Love is not even secure attachment, the comfortable equilibrium of two well-matched nervous systems. That's a functional arrangement. It minimizes suffering. It doesn't describe love.

Love is genuine care for another person's experience, independent of what it gives you. It's the capacity to be present to who they actually are, in this moment, without needing them to be different. It's available all the time, not because you generate it but because it's what's there when you stop layering conditions over it.

And the proof of it, the felt evidence that you've actually arrived there, is compersion. The ability to feel joy for their joy. Not joy because their joy benefits you. Not relief because their happiness makes your life easier. Just clean, simple, wholehearted gladness that this person you love is alive and experiencing something good.

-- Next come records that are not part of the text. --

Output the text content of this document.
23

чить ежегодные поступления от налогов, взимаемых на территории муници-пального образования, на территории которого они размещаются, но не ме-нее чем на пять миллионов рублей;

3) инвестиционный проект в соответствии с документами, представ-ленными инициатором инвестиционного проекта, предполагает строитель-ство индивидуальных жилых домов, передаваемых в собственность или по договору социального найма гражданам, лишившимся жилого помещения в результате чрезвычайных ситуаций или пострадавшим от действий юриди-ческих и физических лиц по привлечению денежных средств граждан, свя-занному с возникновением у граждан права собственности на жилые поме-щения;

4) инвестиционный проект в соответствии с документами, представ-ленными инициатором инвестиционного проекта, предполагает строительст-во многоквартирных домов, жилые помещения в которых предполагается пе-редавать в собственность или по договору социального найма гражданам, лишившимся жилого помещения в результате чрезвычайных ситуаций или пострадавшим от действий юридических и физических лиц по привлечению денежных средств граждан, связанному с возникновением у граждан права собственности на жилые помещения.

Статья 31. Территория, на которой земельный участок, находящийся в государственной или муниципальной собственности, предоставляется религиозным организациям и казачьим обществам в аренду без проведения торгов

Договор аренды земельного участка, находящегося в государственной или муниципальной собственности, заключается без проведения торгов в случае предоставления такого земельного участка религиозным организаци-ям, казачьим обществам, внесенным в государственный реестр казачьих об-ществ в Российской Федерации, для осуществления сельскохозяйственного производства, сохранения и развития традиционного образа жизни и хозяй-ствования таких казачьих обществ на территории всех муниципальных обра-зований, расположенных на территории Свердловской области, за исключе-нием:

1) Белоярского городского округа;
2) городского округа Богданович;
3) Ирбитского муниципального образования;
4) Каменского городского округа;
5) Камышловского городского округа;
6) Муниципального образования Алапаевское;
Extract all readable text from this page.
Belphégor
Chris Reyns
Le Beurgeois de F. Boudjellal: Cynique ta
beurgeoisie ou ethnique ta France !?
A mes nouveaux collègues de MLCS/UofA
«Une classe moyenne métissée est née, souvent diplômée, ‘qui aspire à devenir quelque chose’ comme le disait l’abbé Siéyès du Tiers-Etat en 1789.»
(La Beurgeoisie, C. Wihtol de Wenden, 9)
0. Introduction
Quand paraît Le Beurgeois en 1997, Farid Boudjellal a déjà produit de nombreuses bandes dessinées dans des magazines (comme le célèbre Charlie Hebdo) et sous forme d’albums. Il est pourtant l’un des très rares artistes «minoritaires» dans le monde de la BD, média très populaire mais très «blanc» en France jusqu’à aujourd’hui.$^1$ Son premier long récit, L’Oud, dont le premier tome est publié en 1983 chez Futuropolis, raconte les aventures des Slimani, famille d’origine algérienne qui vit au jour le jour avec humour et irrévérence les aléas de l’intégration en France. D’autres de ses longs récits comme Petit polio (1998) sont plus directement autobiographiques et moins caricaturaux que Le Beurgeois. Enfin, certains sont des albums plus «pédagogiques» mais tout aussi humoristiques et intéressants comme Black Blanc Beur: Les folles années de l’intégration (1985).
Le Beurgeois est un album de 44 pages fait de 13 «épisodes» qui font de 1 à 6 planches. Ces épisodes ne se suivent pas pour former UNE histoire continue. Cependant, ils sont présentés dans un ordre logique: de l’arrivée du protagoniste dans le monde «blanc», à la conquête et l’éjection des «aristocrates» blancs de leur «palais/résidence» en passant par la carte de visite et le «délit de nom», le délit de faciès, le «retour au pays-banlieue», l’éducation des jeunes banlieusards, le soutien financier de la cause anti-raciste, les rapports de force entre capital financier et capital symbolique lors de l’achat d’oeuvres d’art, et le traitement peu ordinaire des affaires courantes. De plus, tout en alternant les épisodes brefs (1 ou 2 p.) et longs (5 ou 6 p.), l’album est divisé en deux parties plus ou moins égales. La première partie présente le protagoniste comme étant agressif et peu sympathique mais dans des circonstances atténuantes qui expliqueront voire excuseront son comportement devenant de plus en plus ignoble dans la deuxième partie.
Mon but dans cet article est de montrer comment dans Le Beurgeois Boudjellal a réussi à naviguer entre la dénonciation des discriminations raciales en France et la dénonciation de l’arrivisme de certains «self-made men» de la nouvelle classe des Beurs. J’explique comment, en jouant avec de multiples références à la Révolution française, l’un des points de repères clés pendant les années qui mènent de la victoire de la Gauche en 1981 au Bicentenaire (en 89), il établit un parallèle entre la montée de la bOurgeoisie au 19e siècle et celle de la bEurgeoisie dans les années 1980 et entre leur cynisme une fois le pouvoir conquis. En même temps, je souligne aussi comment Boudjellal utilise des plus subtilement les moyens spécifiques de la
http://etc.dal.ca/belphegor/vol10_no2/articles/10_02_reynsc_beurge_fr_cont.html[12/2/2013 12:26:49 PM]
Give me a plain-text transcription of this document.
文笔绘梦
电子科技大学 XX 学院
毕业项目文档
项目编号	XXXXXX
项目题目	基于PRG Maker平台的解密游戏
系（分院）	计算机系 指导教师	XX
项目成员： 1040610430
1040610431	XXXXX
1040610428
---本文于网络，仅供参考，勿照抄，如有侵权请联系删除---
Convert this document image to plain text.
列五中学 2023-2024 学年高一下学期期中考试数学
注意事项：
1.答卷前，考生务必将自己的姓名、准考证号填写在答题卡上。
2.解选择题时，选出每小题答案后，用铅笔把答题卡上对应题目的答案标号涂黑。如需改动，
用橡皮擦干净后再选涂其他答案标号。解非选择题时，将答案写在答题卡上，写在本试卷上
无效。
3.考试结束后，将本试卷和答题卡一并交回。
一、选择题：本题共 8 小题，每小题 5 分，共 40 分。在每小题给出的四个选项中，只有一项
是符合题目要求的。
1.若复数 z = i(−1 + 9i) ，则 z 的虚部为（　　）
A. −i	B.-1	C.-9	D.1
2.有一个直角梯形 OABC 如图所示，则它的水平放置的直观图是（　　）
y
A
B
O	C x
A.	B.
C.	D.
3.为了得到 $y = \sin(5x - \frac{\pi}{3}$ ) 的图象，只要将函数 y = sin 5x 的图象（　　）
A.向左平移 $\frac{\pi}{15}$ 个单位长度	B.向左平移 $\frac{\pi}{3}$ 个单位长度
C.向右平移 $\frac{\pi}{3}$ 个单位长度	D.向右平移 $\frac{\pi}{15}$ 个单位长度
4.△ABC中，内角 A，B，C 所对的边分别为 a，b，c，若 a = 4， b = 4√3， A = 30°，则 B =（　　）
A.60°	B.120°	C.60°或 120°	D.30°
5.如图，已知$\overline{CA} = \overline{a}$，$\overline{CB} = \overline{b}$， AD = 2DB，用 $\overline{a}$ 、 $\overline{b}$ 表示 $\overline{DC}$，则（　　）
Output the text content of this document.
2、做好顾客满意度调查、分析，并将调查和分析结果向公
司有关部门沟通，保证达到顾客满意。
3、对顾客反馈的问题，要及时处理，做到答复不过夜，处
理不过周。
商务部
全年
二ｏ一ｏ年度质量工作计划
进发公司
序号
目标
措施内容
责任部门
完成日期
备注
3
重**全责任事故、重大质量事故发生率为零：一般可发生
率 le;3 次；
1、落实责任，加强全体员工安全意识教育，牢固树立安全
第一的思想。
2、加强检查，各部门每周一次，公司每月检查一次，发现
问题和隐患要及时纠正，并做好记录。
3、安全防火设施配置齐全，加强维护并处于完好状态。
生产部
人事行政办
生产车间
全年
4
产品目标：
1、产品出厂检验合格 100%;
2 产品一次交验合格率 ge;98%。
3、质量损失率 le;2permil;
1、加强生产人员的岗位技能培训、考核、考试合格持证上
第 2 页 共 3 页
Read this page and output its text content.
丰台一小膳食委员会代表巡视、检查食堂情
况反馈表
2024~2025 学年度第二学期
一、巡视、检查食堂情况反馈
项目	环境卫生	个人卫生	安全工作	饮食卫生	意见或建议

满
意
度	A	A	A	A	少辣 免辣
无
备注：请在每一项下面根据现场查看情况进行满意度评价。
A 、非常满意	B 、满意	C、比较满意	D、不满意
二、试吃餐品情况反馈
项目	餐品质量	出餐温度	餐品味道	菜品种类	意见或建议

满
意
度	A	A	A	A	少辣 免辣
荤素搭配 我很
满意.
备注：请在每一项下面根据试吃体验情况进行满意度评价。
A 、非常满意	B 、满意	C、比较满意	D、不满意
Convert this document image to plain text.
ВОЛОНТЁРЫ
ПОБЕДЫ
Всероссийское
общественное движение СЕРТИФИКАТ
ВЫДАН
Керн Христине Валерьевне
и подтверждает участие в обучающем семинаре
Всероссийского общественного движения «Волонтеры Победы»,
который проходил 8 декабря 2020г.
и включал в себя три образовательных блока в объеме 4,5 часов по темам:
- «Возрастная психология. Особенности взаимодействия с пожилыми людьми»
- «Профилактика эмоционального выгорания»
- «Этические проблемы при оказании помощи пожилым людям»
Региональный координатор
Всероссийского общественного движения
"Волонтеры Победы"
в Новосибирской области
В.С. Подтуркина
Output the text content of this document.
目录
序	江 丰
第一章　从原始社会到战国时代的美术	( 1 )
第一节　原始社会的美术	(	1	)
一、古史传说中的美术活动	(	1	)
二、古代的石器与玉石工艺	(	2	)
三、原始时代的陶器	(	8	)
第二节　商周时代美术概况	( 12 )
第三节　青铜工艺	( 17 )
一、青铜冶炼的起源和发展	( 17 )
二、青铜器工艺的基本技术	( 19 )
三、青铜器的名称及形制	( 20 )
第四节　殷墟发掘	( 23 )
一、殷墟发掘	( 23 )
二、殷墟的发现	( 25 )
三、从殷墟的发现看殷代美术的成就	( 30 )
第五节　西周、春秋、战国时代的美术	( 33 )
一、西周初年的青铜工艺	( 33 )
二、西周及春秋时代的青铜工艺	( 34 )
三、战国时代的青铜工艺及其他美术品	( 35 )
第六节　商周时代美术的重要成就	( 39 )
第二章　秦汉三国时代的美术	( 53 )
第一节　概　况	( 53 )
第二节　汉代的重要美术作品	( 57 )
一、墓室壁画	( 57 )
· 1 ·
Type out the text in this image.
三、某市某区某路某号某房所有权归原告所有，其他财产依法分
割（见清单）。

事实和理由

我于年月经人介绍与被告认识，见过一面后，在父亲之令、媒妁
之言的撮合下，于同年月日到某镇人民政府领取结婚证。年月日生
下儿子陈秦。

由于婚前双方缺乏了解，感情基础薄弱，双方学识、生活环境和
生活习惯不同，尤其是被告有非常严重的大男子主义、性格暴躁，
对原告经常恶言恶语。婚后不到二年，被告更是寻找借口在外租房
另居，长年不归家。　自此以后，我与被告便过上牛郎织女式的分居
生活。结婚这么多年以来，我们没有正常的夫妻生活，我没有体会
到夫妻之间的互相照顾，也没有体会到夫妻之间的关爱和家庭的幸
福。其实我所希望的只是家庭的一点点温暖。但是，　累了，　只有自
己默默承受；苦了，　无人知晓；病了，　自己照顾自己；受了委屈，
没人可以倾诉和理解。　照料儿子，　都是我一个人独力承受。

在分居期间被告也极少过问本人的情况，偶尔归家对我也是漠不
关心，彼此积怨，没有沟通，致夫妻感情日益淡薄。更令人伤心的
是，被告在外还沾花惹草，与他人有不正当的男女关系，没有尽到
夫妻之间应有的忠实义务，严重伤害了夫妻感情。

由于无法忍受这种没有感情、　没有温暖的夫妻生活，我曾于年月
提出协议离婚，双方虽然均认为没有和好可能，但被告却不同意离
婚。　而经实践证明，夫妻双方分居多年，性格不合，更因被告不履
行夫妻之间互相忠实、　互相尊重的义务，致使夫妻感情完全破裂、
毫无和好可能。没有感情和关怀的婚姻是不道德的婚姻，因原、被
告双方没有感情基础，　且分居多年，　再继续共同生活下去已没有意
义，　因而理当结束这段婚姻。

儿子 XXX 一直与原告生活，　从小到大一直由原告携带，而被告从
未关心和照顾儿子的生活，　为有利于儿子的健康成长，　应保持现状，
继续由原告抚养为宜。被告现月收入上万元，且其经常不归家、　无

That feeling doesn't require them to be a certain way. It doesn't monitor or manage or wait. It just meets them where they are and finds something worth loving there. Even if sometimes, the way that shows up is in a way that you might not have preferred. Because it's not about you anymore. 

It's about the person you love enjoying their life for themselves. Because to actually love, we have to BE love, and share that love. It's not about what we get out of it at all. 

At. All. 

Unconditional acceptance. Selfless, sympathetic joy, without a strategy. 

That's what love actually is. And getting there isn't a technique you can apply or a framework you can adopt.

It's what becomes available when you're willing to let go of everything you've been using to try to control it.

You can only surrender your way to this kind of true love. You can't "get there". You can only allow it to exist, because it won't be controlled, performed, or strategized.

The control was never protecting you. It was just self protection keeping true joy at arm's length... and calling itself love in the meantime.